How can I understand imposing an absolute value and a negative sign on a random variable before calculating the likelihood? Thank you very much for your answer! ! !

zhengxinChenee opened this issue 7 months ago · comments

As stated, we can calculate the likelihood probability of the quantized latent variable by CDF((values + half)/ scales) - CDF((values - half)/ scales), but in CompressAI, the absolute value and negative sign are applied to the quantized latent variable before using cdf to calculate the likelihood probability, i.e.,

values = torch.abs(values)
upper = self._standardized_cumulative((half - values) / scales)
lower = self._standardized_cumulative((-half - values) / scales)
likelihood = upper - lower

How to understand the different implementation of CompressAI？

Mateen Ulhaq · Answer 1 · Wed Nov 08 2023 16:51:13 GMT+0800 (China Standard Time)

Proof by symmetry

Define:

def _standardized_cumulative(x):
    return 0.5 * torch.erfc(-x / sqrt(2))

Plot:

_standardized_cumulative has various symmetries. Notably:

_standardized_cumulative(x) == 1 - _standardized_cumulative(-x)

Thus:

upper
  == _standardized_cumulative((0.5 - samples) / scale)
  == 1 - _standardized_cumulative((samples - 0.5) / scale)

lower
  == _standardized_cumulative((-0.5 - samples) / scale)
  == 1 - _standardized_cumulative((samples + 0.5) / scale)

upper - lower
  == _standardized_cumulative((samples + 0.5) / scale) - _standardized_cumulative((samples - 0.5) / scale)

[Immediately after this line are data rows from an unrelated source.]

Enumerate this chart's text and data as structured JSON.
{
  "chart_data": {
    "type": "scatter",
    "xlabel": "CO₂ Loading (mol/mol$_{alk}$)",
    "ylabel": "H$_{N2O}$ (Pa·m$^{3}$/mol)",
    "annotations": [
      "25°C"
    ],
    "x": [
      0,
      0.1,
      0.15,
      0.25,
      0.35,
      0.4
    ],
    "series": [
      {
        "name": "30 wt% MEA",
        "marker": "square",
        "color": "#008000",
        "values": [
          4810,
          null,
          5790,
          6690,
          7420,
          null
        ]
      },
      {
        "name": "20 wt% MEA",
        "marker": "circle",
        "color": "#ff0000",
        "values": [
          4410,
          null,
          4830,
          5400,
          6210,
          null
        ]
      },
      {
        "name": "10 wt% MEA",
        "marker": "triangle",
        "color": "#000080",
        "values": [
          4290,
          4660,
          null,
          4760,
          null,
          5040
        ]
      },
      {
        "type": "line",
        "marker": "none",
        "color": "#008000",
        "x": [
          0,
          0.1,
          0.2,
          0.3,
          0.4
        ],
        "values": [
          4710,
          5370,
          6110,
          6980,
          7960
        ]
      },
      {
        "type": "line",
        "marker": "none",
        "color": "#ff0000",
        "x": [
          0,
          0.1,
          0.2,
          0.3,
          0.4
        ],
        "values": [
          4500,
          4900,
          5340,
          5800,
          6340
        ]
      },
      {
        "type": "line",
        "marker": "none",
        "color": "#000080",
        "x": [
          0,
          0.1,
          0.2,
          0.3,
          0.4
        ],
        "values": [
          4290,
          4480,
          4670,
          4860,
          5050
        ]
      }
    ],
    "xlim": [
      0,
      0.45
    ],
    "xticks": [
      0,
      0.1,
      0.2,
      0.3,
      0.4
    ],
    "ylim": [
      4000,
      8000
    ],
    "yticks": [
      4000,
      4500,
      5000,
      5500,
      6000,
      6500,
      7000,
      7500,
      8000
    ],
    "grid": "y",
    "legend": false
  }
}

This is the correct result.

The same proof holds for _logits_cumulative, by the way.

That said, it looks like the names are actually backwards, which makes it a bit confusing. (i.e., upper and lower should be swapped.) Maybe some renaming and comments are needed. I already fixed _logits_cumulative or sigmoid earlier, since sigmoid said something similar concerning symmetries. #182

EDIT: Actually, that proof was irrelevant, since...

The names are not backwards, since:

        multiplier = -self._standardized_quantile(self.tail_mass / 2)
        pmf_center = torch.ceil(self.scale_table * multiplier).int()
        samples = torch.abs(
            torch.arange(max_length, device=device).int() - pmf_center[:, None]
        )

        assert self.tail_mass < 0.5   # Usually 1e-9
        assert self.multiplier > 0    # Usually 21.7 or something like that
        assert (self.scale_table > 0).all()
        assert (self.pmf_center > 0).all()

And so, samples is essentially "reversed". Thus,

upper
  == _standardized_cumulative((0.5 - samples) / scale)
  == _standardized_cumulative((0.5 + unreversed_samples) / scale)

lower
  == _standardized_cumulative((-0.5 - samples) / scale)
  == _standardized_cumulative((-0.5 + unreversed_samples) / scale)

That also matches our expectations for what upper and lower are.

Still, a bit tricky to prove inside one's head. Perhaps it should be rewritten so that -samples → samples for clarity.